The Dragon Charmer by Jan Siegel

The Dragon Charmer by Jan Siegel

Author:Jan Siegel
Language: eng
Format: mobi, epub
Tags: Fantasy - General, Epic, Fantasy fiction, Fiction - Fantasy, Fiction, Fantasy, General
ISBN: 9780345442581
Publisher: Random House, Inc.
Published: 2002-07-30T10:13:06.266000+00:00


She sees him in the spellfire, the man with the gray face. He looks younger here, but she knows him at once, by his ashen complexion, by the high prow of his nose. He is sitting in a room of books—a room not merely lined but apparently constructed of books. Chinks of bare wall show here and there, but the books are the building blocks: fat books, thin books, ancient calf-bound volumes, gaudy modern hardbacks, their spines crushed together so they can hardly draw breath, jostling and leaning, vertical and horizontal, like bricks stacked at random by a drunken bricklayer. And in the midst of the books the man sits on an upright wooden chair upholstered in studded leather, the light from a desk lamp falling sidelong on his face. The shadow of his own profile stretches across his left cheek, the nose elongated, the thin, pointed lips outthrust in speech, casting a mobile darkness in the hollow above the jaw. As his head moves the beam blinks briefly into his eyes, showing them pale, pale and cold, filled with a desire that is part avarice and part desperation. He might be a caricature of the dragon charmer, aged and flawed, the black purity of his skin dulled, the fine temper of his spirit blunted. Ruvindra Laiï was fearless, reckless, remorseless, a predator without morality or pity, but in this man those strengths appear shriveled, reduced to the littleness of mere evil.

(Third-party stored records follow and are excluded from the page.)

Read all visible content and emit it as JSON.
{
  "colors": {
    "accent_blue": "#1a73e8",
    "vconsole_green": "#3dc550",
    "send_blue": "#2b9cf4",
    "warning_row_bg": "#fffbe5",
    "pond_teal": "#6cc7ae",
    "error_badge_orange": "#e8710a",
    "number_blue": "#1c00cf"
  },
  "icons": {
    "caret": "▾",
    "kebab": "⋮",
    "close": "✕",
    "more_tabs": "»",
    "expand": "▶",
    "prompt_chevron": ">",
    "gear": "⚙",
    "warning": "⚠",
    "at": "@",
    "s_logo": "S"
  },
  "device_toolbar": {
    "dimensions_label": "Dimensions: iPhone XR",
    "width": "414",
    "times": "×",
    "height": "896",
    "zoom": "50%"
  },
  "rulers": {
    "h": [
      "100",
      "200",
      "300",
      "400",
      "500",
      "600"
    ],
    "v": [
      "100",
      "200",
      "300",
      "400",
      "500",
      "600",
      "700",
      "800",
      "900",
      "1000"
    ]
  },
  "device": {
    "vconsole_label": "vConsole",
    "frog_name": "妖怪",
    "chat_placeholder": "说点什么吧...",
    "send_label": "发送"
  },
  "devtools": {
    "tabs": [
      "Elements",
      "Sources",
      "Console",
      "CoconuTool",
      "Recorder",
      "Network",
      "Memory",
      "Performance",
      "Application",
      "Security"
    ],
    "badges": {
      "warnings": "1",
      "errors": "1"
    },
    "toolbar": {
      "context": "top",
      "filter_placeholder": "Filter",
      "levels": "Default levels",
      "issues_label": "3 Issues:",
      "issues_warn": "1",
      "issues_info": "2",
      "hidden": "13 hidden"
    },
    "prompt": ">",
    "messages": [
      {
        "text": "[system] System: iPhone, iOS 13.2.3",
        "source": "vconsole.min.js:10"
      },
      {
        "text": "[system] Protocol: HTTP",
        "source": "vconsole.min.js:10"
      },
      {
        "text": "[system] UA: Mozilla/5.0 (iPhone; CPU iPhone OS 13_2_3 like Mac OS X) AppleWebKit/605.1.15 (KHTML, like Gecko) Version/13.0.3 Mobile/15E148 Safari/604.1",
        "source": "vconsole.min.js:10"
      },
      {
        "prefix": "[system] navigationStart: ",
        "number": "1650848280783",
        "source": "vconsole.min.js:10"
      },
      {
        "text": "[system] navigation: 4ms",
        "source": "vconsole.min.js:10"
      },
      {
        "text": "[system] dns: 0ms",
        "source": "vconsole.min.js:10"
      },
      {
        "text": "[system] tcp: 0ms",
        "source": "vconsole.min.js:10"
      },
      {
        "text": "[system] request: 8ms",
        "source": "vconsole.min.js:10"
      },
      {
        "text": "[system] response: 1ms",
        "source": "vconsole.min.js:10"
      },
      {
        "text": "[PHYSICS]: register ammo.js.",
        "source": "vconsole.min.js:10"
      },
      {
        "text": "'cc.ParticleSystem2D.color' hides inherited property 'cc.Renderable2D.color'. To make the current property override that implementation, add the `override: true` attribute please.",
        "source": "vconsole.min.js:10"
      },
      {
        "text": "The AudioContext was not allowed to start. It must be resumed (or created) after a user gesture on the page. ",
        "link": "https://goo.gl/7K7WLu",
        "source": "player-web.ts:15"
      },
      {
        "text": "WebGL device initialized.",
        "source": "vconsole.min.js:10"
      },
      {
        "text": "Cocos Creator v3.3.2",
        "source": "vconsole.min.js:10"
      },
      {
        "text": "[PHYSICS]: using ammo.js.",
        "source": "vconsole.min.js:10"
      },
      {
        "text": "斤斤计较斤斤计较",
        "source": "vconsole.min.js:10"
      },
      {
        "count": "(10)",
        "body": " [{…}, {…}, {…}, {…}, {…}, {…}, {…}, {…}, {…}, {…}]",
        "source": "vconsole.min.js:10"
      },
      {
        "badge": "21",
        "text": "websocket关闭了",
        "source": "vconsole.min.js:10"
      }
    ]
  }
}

He is talking to a chairback on the other side of the desk. The chair may or may not have an occupant: the spell-watcher cannot see. The back is unusually high, spreading out into a wide oval, the arms curving around to encircle the sitter. There might be a shadowy elbow resting there; it is difficult to be sure. Lower down, the vision blurs into smoke. Sound arrives slowly: the thin mouth tenses into stillness, and she hears the voice of the chairback—a voice from the abyss, deep and cold and familiar. She has heard that voice grating from a throat of stone, dripping like honey from stolen vocal cords; she has heard it harsh with power, cracked with death. But the essence is always the same. “You would not be an ambulant,” it is saying. “With an ambulant, the spirit is expelled from the body, to wait in Limbo until that body dies. You would remain in possession: I would lodge in your mind merely as a guest. A visitor. I would be yours to summon whenever you have need of power. Yours to summon, and to dismiss. I would be a djinn at your command.” She knows he lies. It is there in the softened tone, in the gentle slither of seductive phrases. She knows it and his auditor knows it: loathing and longing vie for prominence in his gray face. She sees him push knowledge away, sliding toward a willing submission. “Together,” says Azmordis, “we can master the last of the dragons, and in so doing we will have mastery of the air, mastery of fire and magic.